When A Dog Has To Explain The Set-Up In Ads, You've Got A Sales Quandary


The Big Hangover clearly came of a singular mind, Norman Krasna's, who wrote, produced, and directed, for what 3-2-50 Variety said was take-home of $280K, over a quarter of what Metro spent on the negative (a million total). MGM under Dore Schary was gambling on talent like Krasna, latter's comedies having clicked on stage and screen. Tightened costs were policy under Schary regime, outlays modest so as to break even at least, if not earn profit (The Big Hangover barely did --- $31K). Biz was soft as the pic played off in duals or, in New York and Chicago, as support for popular bands on stage. Latter cut deep into rentals because half of gate often went to the headliners, theatres seeking flat terms on the screen show to simplify weekly accounting. The Big Hangover gave Metro's East Coast selling division a headache for what staff called an unmarketable title. Variety's 7-5-50 headline summed up the trouble: "More Swag In A Good Tag," trade-speak for more boxoffice where a public understood better what they'd be getting for admission paid. Merchandising chief William F. Rodgers put pox both on The Big Hangover and The Asphalt Jungle for offering no tip as to pic content, and unappealing besides. Rodgers knew folks were picky enough without having to translate obscure labels. The Big Hangover had a story that frankly took explaining beyond the customary, and preferred, single sentence that summed up most comedies. Metro's two-years later When In Rome would meet a same barrier, and lose customers as result. The Big Hangover is available from Warner Archive.

5 Comments:

Blogger Donald Benson said...

As a kid, saw a bit of this on TV (Johnson blotto at a formal dinner, people laughing, and Taylor getting mad) and thereafter conflated it with "The Big Sleep". By the time I saw all of "Big Sleep" in my teens I had it sorted out, but until then I'd read TV description and struggle to imagine how that scene fit in.

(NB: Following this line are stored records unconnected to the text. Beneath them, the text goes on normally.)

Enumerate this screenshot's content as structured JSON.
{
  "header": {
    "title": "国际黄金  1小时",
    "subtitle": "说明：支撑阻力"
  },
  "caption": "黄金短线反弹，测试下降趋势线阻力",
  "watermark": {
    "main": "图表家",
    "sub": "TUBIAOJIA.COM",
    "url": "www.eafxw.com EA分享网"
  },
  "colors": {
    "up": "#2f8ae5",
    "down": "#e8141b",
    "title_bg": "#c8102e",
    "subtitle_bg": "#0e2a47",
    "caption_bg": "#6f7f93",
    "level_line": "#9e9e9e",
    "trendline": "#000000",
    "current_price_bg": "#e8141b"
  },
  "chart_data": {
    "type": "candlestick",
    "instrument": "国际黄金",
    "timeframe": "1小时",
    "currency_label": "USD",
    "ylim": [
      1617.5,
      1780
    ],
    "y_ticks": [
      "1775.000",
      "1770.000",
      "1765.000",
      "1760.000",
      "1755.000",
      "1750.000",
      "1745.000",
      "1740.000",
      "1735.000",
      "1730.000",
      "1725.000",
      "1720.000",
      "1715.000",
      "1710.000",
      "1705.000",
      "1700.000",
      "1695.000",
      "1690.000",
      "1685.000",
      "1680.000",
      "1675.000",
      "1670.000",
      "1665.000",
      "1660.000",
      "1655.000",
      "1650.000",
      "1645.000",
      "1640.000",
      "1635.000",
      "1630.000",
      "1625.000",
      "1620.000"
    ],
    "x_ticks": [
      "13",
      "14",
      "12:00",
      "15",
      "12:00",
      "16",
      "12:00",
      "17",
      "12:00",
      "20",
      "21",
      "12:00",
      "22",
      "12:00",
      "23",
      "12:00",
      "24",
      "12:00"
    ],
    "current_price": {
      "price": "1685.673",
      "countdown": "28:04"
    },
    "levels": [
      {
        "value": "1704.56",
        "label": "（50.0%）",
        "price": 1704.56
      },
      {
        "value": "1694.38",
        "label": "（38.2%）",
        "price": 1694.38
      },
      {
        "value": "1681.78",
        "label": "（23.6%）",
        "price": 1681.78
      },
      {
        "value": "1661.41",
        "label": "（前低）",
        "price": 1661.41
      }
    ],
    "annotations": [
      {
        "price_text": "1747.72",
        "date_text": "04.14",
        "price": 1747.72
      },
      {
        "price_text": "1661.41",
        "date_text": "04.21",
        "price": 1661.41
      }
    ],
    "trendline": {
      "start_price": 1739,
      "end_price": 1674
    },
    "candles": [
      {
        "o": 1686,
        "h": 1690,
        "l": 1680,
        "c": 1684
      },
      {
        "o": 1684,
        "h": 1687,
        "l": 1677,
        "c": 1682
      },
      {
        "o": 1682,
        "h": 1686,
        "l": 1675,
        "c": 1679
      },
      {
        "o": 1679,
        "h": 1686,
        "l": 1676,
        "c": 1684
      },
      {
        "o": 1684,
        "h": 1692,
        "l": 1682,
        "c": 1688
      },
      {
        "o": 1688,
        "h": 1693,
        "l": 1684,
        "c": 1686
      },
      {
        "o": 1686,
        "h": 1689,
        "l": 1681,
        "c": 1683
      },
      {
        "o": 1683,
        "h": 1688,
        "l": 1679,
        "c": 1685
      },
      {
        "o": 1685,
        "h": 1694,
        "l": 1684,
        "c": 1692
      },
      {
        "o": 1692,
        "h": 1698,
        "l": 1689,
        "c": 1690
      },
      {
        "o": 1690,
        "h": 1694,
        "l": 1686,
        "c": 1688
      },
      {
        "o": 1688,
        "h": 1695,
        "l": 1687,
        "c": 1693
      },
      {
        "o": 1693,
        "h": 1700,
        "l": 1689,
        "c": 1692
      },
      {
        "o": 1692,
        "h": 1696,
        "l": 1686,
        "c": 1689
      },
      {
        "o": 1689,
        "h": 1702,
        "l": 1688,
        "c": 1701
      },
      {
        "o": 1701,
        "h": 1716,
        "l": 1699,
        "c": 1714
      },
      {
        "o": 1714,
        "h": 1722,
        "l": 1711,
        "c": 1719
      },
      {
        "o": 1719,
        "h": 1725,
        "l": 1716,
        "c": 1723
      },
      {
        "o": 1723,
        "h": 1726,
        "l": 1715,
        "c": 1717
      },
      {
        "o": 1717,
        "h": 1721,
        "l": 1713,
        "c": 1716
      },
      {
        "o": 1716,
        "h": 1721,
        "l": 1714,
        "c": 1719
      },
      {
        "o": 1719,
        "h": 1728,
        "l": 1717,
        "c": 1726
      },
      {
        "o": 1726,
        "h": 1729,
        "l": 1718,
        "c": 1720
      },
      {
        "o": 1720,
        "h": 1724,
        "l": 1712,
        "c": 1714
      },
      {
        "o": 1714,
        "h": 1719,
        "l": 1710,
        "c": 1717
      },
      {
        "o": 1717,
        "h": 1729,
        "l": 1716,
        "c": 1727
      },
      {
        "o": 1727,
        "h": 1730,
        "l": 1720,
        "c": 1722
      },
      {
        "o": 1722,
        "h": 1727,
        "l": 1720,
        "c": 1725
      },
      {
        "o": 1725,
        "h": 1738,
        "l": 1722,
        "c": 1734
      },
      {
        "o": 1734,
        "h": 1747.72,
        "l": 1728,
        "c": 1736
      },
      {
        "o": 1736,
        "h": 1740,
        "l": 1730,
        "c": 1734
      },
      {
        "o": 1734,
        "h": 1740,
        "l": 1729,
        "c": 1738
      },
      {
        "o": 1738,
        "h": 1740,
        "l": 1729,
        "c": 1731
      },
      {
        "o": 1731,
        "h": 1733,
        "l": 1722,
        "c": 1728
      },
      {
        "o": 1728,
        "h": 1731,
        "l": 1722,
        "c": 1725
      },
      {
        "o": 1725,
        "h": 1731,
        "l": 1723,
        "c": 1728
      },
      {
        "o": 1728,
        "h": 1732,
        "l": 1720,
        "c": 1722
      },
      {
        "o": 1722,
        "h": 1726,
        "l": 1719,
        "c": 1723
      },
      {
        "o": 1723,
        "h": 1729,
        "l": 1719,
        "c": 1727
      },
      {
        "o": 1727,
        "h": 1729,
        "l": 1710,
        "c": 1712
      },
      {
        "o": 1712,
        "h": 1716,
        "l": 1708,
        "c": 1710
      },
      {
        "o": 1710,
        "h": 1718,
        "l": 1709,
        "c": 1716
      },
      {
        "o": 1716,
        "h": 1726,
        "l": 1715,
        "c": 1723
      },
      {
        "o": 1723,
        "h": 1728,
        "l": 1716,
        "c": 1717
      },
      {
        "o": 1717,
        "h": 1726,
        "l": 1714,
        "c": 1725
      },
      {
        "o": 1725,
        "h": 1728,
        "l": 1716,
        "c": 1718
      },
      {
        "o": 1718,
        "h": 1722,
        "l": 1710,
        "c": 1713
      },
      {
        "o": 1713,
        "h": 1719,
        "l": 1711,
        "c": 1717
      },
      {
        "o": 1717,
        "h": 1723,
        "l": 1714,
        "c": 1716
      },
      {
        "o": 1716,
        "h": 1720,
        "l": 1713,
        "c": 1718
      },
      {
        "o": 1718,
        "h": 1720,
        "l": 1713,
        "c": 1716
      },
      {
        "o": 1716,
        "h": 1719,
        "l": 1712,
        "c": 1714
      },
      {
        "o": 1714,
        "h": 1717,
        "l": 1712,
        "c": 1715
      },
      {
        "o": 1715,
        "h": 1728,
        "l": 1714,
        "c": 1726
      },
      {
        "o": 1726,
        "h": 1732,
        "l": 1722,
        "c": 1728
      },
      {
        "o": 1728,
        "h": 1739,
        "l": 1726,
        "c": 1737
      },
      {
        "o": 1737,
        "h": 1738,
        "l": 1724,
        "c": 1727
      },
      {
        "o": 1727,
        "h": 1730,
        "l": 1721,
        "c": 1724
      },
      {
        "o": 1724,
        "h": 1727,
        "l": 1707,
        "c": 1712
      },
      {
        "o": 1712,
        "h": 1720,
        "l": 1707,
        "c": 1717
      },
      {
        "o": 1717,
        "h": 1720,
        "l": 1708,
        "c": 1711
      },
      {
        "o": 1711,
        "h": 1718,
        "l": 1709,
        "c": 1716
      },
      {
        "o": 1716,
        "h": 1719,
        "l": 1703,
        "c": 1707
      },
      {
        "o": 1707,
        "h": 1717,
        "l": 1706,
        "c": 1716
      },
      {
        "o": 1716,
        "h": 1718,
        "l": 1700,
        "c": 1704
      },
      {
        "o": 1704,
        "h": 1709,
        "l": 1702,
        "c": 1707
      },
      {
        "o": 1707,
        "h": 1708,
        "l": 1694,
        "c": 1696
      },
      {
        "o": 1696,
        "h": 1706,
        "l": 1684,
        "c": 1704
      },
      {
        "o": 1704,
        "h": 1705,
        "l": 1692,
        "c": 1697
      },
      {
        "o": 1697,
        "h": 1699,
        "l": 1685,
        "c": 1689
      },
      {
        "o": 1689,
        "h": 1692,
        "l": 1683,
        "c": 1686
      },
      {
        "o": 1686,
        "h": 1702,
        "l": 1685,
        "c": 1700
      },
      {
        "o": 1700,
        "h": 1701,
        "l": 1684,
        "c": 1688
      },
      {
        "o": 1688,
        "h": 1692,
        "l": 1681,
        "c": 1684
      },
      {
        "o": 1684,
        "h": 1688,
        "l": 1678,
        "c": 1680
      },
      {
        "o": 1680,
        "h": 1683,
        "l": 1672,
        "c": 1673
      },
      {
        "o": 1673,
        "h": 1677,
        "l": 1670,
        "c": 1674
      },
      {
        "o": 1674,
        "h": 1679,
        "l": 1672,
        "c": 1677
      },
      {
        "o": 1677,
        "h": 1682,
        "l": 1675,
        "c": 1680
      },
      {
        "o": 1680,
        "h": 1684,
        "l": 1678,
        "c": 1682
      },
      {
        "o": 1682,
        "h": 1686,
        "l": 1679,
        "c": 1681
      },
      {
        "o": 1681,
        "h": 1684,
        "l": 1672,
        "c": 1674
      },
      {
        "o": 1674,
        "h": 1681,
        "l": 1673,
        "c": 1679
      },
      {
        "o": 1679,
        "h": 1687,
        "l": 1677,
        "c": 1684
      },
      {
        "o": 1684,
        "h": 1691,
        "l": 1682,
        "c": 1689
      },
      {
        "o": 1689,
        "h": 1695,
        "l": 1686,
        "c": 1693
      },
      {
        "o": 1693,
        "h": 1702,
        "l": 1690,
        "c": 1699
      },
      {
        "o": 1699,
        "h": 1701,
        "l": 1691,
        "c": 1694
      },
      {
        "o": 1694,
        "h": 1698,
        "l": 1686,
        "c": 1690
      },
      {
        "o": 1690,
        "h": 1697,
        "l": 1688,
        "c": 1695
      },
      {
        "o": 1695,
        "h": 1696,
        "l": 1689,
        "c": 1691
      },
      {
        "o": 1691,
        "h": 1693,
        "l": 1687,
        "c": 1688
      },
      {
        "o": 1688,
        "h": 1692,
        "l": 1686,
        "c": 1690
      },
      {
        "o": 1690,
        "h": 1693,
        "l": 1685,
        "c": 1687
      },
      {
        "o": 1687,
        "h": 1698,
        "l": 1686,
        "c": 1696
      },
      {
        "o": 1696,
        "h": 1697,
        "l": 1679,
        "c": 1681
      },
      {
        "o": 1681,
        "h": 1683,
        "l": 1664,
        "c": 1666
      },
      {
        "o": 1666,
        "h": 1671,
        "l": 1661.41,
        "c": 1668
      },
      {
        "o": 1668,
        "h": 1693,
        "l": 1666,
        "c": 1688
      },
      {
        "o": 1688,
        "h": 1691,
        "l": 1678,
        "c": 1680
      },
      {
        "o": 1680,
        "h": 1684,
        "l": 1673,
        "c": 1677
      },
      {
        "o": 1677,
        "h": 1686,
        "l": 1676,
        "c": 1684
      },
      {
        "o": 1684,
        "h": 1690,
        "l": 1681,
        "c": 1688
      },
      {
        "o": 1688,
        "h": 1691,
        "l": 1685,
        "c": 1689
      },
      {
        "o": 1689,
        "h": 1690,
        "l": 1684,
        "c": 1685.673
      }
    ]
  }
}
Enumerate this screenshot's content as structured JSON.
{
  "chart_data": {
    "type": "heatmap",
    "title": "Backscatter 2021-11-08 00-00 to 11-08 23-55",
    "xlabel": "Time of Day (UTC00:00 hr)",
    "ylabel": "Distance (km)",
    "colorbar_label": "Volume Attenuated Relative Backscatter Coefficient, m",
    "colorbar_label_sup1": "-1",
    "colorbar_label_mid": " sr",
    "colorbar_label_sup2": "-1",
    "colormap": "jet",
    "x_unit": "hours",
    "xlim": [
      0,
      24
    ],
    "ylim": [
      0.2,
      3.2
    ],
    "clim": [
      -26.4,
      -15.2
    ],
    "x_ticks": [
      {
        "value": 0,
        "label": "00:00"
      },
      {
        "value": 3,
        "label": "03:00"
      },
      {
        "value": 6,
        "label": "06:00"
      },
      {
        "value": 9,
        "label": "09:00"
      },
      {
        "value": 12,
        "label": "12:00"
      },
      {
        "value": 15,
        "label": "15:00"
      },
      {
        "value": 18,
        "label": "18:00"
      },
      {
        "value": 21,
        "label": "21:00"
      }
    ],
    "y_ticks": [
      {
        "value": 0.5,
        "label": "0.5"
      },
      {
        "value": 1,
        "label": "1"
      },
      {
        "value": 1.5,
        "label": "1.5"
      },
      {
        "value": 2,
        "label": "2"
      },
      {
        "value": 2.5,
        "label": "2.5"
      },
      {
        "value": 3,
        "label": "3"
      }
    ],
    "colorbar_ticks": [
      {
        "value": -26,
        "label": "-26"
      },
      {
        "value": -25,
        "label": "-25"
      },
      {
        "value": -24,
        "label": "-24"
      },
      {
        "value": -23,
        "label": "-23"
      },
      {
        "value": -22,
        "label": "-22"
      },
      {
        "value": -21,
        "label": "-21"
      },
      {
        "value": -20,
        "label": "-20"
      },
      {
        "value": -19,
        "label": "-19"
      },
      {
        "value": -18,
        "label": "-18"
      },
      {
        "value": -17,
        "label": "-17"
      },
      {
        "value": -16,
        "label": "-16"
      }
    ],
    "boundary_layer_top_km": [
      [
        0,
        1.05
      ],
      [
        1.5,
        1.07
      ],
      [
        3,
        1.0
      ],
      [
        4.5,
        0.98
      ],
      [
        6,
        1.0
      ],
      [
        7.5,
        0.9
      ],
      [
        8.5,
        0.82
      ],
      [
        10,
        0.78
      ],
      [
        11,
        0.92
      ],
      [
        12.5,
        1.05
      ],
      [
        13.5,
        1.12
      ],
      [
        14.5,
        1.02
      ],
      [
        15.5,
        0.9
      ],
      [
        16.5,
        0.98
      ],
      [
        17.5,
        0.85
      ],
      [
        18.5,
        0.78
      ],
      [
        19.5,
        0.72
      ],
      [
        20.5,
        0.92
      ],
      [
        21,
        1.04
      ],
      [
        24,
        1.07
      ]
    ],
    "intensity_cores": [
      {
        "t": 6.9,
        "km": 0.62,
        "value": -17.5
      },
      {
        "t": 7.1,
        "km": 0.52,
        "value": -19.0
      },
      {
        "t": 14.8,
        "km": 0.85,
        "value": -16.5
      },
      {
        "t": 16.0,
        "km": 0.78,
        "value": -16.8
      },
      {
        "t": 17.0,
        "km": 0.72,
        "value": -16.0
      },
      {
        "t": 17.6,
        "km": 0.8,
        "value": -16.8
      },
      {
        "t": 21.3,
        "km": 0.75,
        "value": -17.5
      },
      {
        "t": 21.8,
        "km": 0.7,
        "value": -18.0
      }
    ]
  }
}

Recalling an old comedy bit where a bored viewer reads unpromising Late Show descriptions, all of which end in either "and tempers clash" or "Hilarity ensues".

3:32 PM  
Blogger coolcatdaddy said...

I guess "The Big Hangover" was better than the more descriptive title "The Easy Drunk".

4:29 PM  
Blogger Kevin K. said...

But look at that ad -- it says MOVIES ARE BETTER THAN EVER. Ergo, you must be wrong.

I kid! Actually, everything about this sounds terrible. But your hint regarding Leon Ames intrigues me. Perhaps the next time it runs on TMC, I'll DVR it for an evening when I'm home alone.

4:54 PM  
Blogger kenneth Von Gunden said...

Let's face it -- hardly anything about being drunk is funny in today's world of whole families being killed by someone so plastered he can't walk! The Wolf, man.

4:50 PM  
Blogger Kevin K. said...

Donald: "Hilarity ensues" has always been my go-to catch-phrase for any event. By the way, has the word "ensues" ever been used in connection with any word other than "hilarity"? Kind of like "grassy knoll".